The documentary film based on Slavery by Another Name was directed by distinguished filmmaker Sam Pollard, with more than $1.5 million in funding from the National Endowment for the Humanities, the W.K. Kellogg Foundation, and major corporate sponsors.
Blackmon is a much sought after lecturer on race, history and social memory. In Spring 2010, he was invited by Attorney General Eric Holder to present a lecture to senior Department of Justice of officials in Washington D.C. He also has lectured at Harvard School of Law, Yale University, Princeton, the New School, Emory University, Vanderbilt School of Law, the Clinton and Lincoln presidential libraries, and many other institutions.
The Journal’s coverage of Hurricane Katrina received a special National Headliner award in 2006. In 2000, the National Association of Black Journalists honored Blackmon for his stories revealing the secret role of J.P. Morgan & Co. during the 1960s in funneling funds to opponents of the Civil Rights Movement.

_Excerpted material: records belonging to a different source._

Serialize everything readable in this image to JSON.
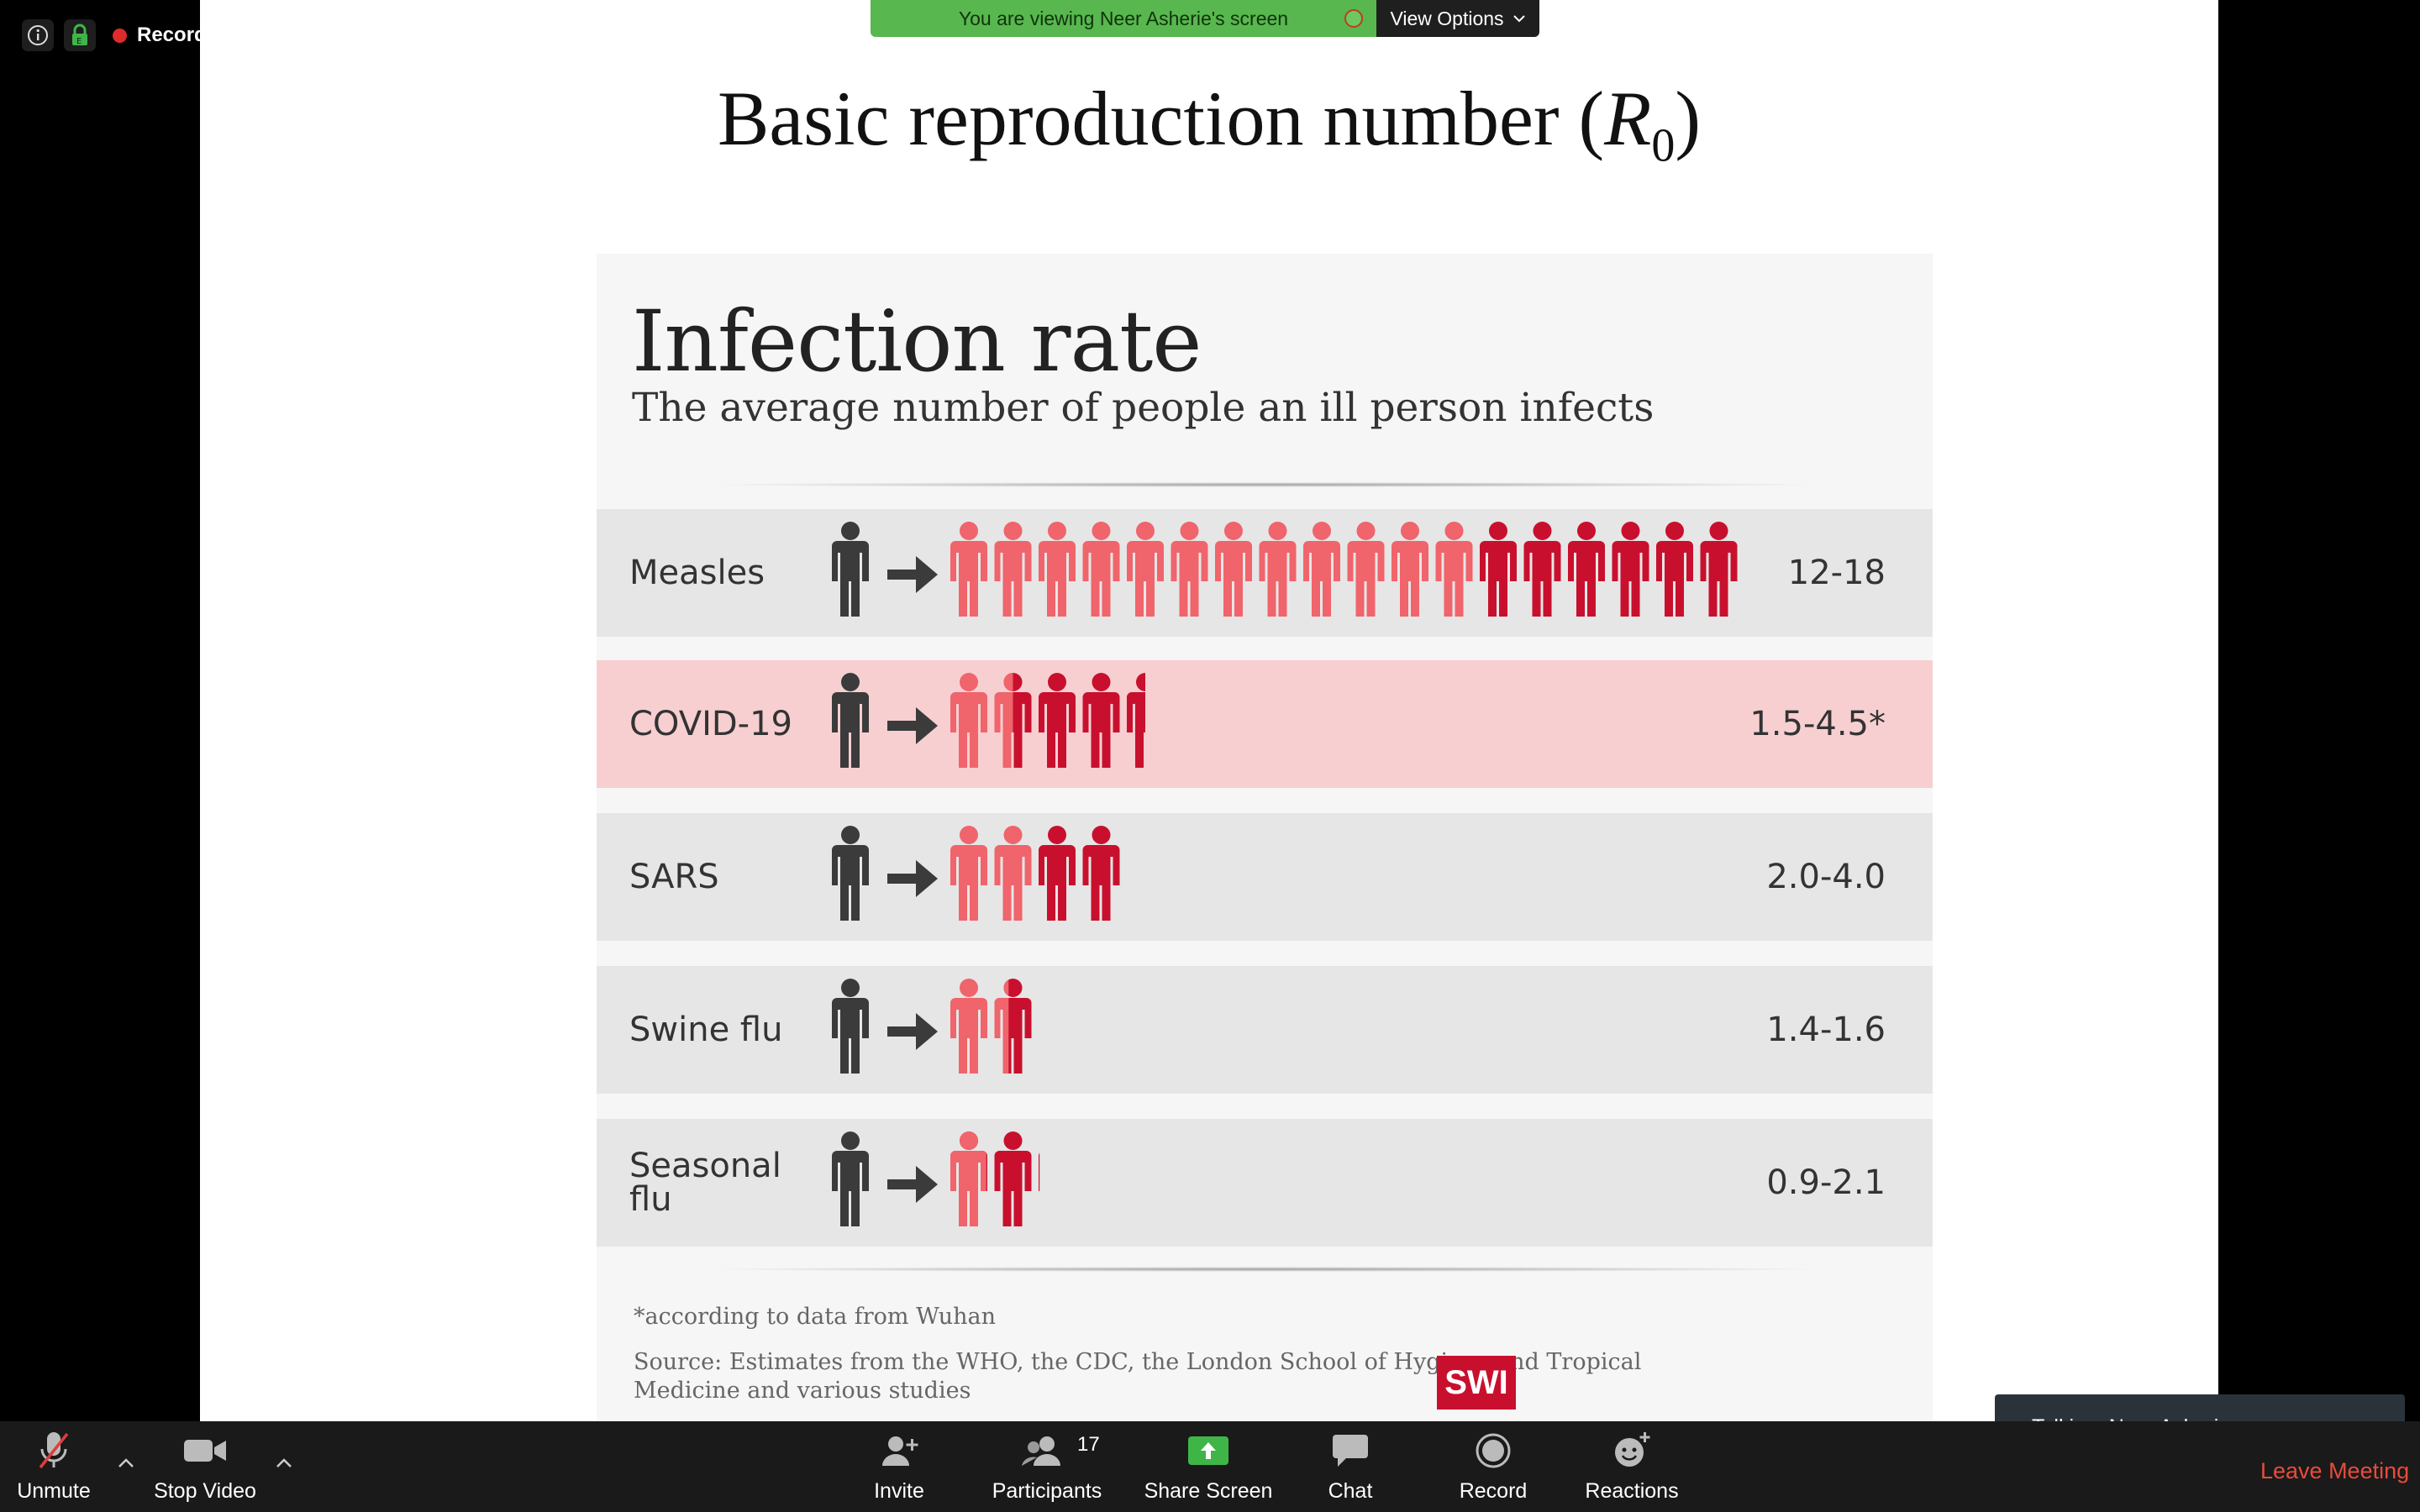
{
  "recording": {
    "label": "Recording"
  },
  "banner": {
    "viewing": "You are viewing Neer Asherie's screen",
    "view_options": "View Options"
  },
  "slide": {
    "title_prefix": "Basic reproduction number (",
    "title_symbol": "R",
    "title_subscript": "0",
    "title_suffix": ")"
  },
  "infographic": {
    "title": "Infection rate",
    "subtitle": "The average number of people an ill person infects",
    "rows": [
      {
        "label": "Measles",
        "value": "12-18",
        "low": 12,
        "high": 18,
        "highlight": false
      },
      {
        "label": "COVID-19",
        "value": "1.5-4.5*",
        "low": 1.5,
        "high": 4.5,
        "highlight": true
      },
      {
        "label": "SARS",
        "value": "2.0-4.0",
        "low": 2.0,
        "high": 4.0,
        "highlight": false
      },
      {
        "label": "Swine flu",
        "value": "1.4-1.6",
        "low": 1.4,
        "high": 1.6,
        "highlight": false
      },
      {
        "label": "Seasonal flu",
        "value": "0.9-2.1",
        "low": 0.9,
        "high": 2.1,
        "highlight": false
      }
    ],
    "footnote": "*according to data from Wuhan",
    "source_line1": "Source: Estimates from the WHO, the CDC, the London School of Hygiene and Tropical",
    "source_line2": "Medicine and various studies",
    "logo": "SWI",
    "colors": {
      "source_person": "#3b3b3b",
      "low_person": "#f0646c",
      "high_person": "#c8102e"
    }
  },
  "toolbar": {
    "unmute": "Unmute",
    "stop_video": "Stop Video",
    "invite": "Invite",
    "participants": "Participants",
    "participants_count": "17",
    "share_screen": "Share Screen",
    "chat": "Chat",
    "record": "Record",
    "reactions": "Reactions",
    "leave": "Leave Meeting"
  },
  "talking": {
    "text": "Talking: Neer Asherie"
  }
}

Prior to his work at The Wall Street Journal, Blackmon covered race and politics at the Atlanta Journal Constitution for seven years. His reporting on corruption at Atlanta City Hall in the 1990s helped lead to the conviction and imprisonment of eight city officials, including two former councilmen and the city’s chief investment officer.
Slavery by Another Name grew out of his 2001 article on slave labor in The Wall Street Journal. It revealed the use of forced labor by dozens of U.S. corporations and commercial interests in coal mines, timber camps, factories and farms in cities and states across the South, beginning after the Civil War and continuing until the beginning of World War II.
Janet Maslin wrote in the New York Times that the book is “relentless and fascinating” and “will now haunt us all.” New York University Pulitzer Prize winning historian David Levering Lewis says the book reveals “an America holocaust that dare not speak its name, a rivetingly written, terrifying history of six decades of racial degradation in the service of white supremacy.” Bill Moyers called Slavery by Another Name “brilliant” reporting. Cynthia Tucker, Pulitzer winning editorial page editor of the Atlanta Journal-Constitution wrote that Slavery by Another Name “illuminates … an ignominious economic system that depended on coerced labor and didn’t flinch from savagery toward fellow human beings. Blackmon’s exhaustive reportage should put an end to the oft-repeated slander that black Americans tend toward lawlessness.”
Prior to his work at The Wall Street Journal, Blackmon was a reporter for the Atlanta Journal-Constitution where he covered race and politics in Atlanta until 1995. Earlier, he was a reporter for the Arkansas Democrat in 1986-1987, and co-owner and managing editor of the Daily Record from 1987 to 1989, both in Little Rock, Ark.
Raised in Leland, Miss., Blackmon penned his first newspaper story for the weekly Leland Progress at the age of 12. He received his degree in English from Hendrix College in Conway, Ark. He lives in downtown Atlanta and Charlottesville, Va.